U.S. Senators Thad Cochran and Roger Wicker joined with a bipartisan group calling on the Senate leadership to support reauthorization of community health center funding.
Sixty-seven senators on Monday signed a letter to Majority Leader Mitch McConnell and Minority Leader Charles Schumer expressing support for community health centers and requesting reauthorization for the Community Health Center Fund (CHCF), which was allowed to lapse last September.
The CHCF supports the 21 community health centers with 187 sites in 70 Mississippi counties. The facilities provide primary and preventive care to more than 280,000 Mississippians annually.
“Community health centers serve a vital function, providing affordable health care to our nation’s most vulnerable citizens,” wrote the senators. “They provide quality medical, dental, vision and behavioral health care to more than 27 million patients, including 330,000 of our nation’s veterans and 8 million children, at over 10,000 sites nationwide.”
“Without extension of the Community Health Center Fund (CHCF), community health centers will lose seventy percent of their funding,” the letter continued. “This will result in an estimated 2,800 site closures, the loss of 50,000 jobs, and approximately 9 million Americans losing access to their health care.”

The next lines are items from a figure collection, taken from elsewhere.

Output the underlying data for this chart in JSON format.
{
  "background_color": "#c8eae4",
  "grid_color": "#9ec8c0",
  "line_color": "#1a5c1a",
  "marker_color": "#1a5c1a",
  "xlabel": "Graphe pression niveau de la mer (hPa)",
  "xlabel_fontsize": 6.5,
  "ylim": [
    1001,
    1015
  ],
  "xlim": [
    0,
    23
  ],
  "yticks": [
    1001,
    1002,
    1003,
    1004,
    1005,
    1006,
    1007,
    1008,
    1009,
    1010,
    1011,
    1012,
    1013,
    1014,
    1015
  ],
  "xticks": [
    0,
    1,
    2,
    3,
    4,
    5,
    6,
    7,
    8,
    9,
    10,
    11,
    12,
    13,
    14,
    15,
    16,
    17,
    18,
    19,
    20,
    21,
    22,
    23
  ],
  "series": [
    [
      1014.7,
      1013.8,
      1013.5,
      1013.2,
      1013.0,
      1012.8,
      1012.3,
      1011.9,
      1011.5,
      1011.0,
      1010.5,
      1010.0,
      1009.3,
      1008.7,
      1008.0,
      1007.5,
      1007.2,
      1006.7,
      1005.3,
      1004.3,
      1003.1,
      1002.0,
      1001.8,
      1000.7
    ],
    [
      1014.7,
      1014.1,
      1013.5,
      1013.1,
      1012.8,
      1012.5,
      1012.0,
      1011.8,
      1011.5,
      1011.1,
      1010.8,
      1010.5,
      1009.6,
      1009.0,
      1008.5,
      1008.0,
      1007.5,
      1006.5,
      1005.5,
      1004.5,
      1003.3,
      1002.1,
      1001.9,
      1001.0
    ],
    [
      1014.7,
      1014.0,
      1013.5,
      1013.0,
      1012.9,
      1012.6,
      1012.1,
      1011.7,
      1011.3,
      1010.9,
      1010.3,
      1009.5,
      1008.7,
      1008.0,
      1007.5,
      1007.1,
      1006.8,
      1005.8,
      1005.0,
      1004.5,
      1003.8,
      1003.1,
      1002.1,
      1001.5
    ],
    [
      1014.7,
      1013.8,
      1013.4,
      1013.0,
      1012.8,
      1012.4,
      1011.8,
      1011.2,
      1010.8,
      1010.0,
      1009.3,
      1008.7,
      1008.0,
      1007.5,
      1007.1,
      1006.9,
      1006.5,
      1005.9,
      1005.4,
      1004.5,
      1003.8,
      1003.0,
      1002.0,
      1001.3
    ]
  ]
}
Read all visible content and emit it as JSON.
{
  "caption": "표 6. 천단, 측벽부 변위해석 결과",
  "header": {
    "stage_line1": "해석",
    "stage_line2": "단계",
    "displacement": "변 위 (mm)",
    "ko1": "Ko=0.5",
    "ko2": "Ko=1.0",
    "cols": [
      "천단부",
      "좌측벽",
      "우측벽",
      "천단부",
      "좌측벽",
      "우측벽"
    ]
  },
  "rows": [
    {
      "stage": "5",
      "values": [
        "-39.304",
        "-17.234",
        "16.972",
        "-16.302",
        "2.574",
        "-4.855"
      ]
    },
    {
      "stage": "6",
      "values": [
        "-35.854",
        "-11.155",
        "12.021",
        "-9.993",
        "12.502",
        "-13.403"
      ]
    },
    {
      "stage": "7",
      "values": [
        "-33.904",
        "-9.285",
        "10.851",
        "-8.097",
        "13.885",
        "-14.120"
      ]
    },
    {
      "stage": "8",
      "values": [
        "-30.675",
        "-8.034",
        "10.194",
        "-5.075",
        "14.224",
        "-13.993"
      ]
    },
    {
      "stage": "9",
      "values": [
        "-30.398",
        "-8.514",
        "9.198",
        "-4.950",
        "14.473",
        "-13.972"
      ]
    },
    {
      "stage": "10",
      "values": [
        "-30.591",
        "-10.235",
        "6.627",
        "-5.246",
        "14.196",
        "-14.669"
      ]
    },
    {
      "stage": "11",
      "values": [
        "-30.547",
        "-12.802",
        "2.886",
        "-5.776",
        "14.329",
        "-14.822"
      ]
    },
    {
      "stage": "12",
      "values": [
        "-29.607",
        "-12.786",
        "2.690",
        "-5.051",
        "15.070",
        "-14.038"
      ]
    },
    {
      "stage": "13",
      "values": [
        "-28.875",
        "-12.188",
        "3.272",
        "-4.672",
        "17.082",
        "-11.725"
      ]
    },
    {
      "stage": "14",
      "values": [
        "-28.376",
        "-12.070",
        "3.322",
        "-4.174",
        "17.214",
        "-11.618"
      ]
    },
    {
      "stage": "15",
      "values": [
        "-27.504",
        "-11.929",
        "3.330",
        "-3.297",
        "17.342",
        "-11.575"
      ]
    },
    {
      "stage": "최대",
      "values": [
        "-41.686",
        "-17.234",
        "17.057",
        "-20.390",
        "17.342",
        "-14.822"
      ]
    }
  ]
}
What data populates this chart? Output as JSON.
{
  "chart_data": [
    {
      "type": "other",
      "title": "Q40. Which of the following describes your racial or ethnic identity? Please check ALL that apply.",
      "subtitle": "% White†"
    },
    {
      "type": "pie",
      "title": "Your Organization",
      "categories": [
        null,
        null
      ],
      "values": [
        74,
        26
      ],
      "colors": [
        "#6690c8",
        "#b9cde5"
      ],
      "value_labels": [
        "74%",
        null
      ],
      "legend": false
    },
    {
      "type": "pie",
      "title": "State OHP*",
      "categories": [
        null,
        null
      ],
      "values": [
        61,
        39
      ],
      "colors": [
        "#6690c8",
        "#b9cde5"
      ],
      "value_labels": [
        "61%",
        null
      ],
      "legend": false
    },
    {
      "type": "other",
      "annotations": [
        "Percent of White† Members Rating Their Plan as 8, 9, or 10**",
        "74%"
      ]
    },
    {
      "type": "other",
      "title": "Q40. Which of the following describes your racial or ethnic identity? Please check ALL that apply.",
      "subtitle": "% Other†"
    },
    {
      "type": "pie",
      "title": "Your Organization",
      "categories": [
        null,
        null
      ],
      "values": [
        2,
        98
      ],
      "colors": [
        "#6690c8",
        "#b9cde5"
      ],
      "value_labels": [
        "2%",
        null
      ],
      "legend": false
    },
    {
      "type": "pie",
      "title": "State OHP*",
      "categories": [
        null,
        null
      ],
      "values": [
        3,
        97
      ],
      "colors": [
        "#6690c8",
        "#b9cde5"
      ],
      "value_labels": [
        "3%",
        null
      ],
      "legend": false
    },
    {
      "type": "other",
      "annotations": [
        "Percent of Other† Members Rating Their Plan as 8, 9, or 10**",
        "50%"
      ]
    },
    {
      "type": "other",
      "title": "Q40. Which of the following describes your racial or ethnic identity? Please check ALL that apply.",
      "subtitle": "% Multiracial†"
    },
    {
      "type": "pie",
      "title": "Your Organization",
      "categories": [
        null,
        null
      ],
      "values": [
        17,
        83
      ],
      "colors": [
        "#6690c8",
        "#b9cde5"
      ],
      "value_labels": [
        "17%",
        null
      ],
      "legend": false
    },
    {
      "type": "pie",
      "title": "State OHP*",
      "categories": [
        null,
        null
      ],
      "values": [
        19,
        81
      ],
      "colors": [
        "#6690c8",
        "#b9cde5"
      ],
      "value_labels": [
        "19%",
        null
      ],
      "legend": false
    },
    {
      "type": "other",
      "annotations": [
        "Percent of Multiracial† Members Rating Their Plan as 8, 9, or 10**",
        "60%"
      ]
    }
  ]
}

The CHCF expired on Sept. 30, 2017, jeopardizing access to care for patients and making it difficult for community health centers to adequately plan for everything from staffing needs to securing loans for capital projects.
Congress last month extended the Children’s Health Insurance Program (CHIP) for six more years as part of a short-term spending bill signed by President Trump. But operators and advocates of community health centers felt they were left hanging when their needs were not addressed in the bill.
“Health center advocates and other supporters are continuing to emphasize with congressional leaders the critical need for health center funding to be renewed ASAP to avoid severe consequences to health center operations and their ability to serve patients, especially during a major flu epidemic and opioid crisis,” said Amy Simmons, a spokeswoman for the National Association of Community Health Centers, in a statement to TheHill.com last year.
The House of Representatives on Monday night released legislation addressing the problem as part of a proposed spending bill. The legislation, known as a continuing resolution, includes a two-year extension for community health centers. It would also avoid a partial government shutdown on Feb. 8 by funding federal government operations until March 23.
Under the community health center provisions, the continuing resolution includes supplementary awards to help community health centers increase access to primary care services by expanding the use of telehealth. Cochran and Wicker have promoted this policy in legislation they’ve authored, including the CONNECT for Health Act.